With the 17" screen, it is fine for two (or even three) people to
watch from a couch with the laptop on a chair in front.  Smaller
screens would likely only work for two or even one person at once.  I
have a piece of particle board I cut to put under the laptop so it
will sit flat on a chair - without that, the vent holes under it tend
to get blocked.  I cut the board to be a bit wider than the laptop so
I have a place to put the cables and USB tuners safely without them
getting bumped by people.  It also allows me to place one of the USB
tuners so that its IR remote port is facing the right direction for
use with its remote control.  It is a Hauppague HVR-900r2, so it has
an excellent full feature remote, with mostly the same buttons on my
home remote.  To round out the equipment needed to use the laptop, I
have a socket strip and extension cord.  With the laptop and two
external drive mounts, I need three sockets to plug them all in, and
the positioning of the laptop on a chair in front of a couch is
usually well away from the nearest wall socket, so an extension cord
is often necessary.

The speakers on the GT70 have just enough volume to be able to be used
for watching TV, as TV sound is usually recorded at higher levels than
it should be for best quality (it will be clipped if it ever is
recorded at max levels, and is normally compressed to prevent that).
For music playback from quality CD recordings, the volume is too low,
so I have to use my headphones for that.  I have tried to get my
mother's Logitech UE Boom Bluetooth speakers to work with it, but the
current 14.04 Bluetooth drivers do not work.  I prefer my headphones
for music anyway, as they are audiophile quality Sennheiser HD600s.

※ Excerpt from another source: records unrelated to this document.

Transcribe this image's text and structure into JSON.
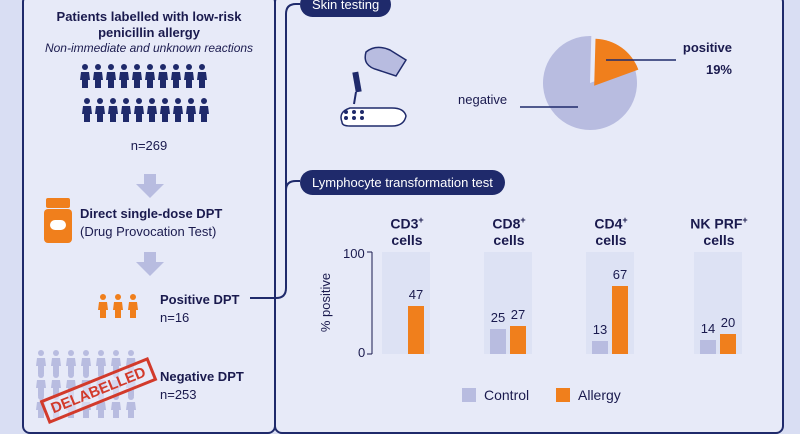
{
  "colors": {
    "navy": "#1f2a6b",
    "orange": "#f07f1c",
    "lavender": "#b8bce0",
    "panel": "#e7eaf8",
    "bg": "#d9def3",
    "red": "#d23a2b"
  },
  "left": {
    "title_line1": "Patients labelled with low-risk",
    "title_line2": "penicillin allergy",
    "subtitle": "Non-immediate and unknown reactions",
    "n_total": "n=269",
    "dpt_title": "Direct single-dose DPT",
    "dpt_sub": "(Drug Provocation Test)",
    "pos_label": "Positive DPT",
    "pos_n": "n=16",
    "neg_label": "Negative DPT",
    "neg_n": "n=253",
    "stamp": "DELABELLED",
    "icons": {
      "people": "person-icon",
      "arrow": "down-arrow-icon",
      "pill": "pill-bottle-icon"
    }
  },
  "skin": {
    "header": "Skin testing",
    "negative_label": "negative",
    "positive_label": "positive",
    "positive_pct": "19%",
    "icon": "skin-test-icon"
  },
  "ltt": {
    "header": "Lymphocyte transformation test",
    "ylabel": "% positive",
    "y_tick_top": "100",
    "y_tick_bottom": "0",
    "legend_control": "Control",
    "legend_allergy": "Allergy"
  },
  "chart_data": [
    {
      "type": "pie",
      "values": [
        81,
        19
      ],
      "labels": [
        "negative",
        "positive"
      ],
      "title": "Skin testing"
    },
    {
      "type": "bar",
      "title": "Lymphocyte transformation test",
      "ylabel": "% positive",
      "ylim": [
        0,
        100
      ],
      "categories": [
        "CD3+ cells",
        "CD8+ cells",
        "CD4+ cells",
        "NK PRF+ cells"
      ],
      "series": [
        {
          "name": "Control",
          "values": [
            null,
            25,
            13,
            14
          ]
        },
        {
          "name": "Allergy",
          "values": [
            47,
            27,
            67,
            20
          ]
        }
      ]
    }
  ]
}
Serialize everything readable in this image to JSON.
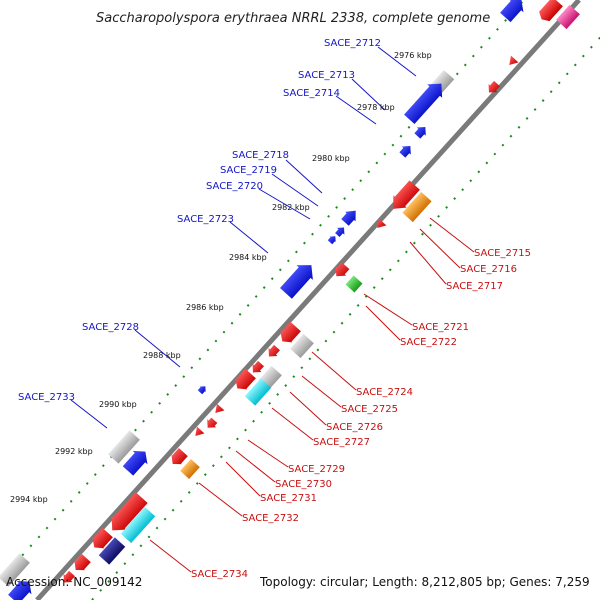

The other problem is the display - the laptop's LCD is fixed at 60 Hz,
so recordings or video that has other frame rates gets displayed with
a bit of judder.  Unfortunately, New Zealand is a 50 Hz country, so
that means most of what I play on the GT70 has that problem.  If I
connect an external display or TV that can do other frequencies, the
video cards handle that and I can get judderless playback.  This is
likely to be a difficult problem to overcome as most laptop displays
now seem to be fixed at 60 Hz.  My old Asus laptop was able to do 50
Hz for me.  However, if you are in a country that uses 60 Hz, it
should be fine to have a 60 Hz laptop.

Getting Mythbuntu to work on the GT70 was not too difficult - most
things worked with the standard Ubuntu drivers and settings.  When I
first got the GT70, I just copied over my MythTV partition from my old
laptop, and I found I had to uninstall most of the customisations I
had done for it and go back to the standard settings.  There were two
exceptions to that.  First, the Ethernet port did not work with the
standard drivers.  I had to recompile them to add the new hardware ID
for the variant of Ethernet hardware being used, but after that it
worked fine with no other modifications.  That change is now part of
the standard drivers, so I no longer need to do that.  I think I had
to update 14.04 LTS to 14.04.2 LTS (Hardware Enablement Stack upgrade)
to get the updated driver.

The other incompatibility was the backlighting for the keyboard.  It
is run from a USB port, and eventually I found someone who had written
USB software to run it on a different MSI laptop, but which also
worked on the GT70.

There is one bug in the Mythbuntu audio that I have not yet found a
fix for - to get the speakers to work in Mythbuntu, I have to plug in
and unplug the headphones, after boot is complete.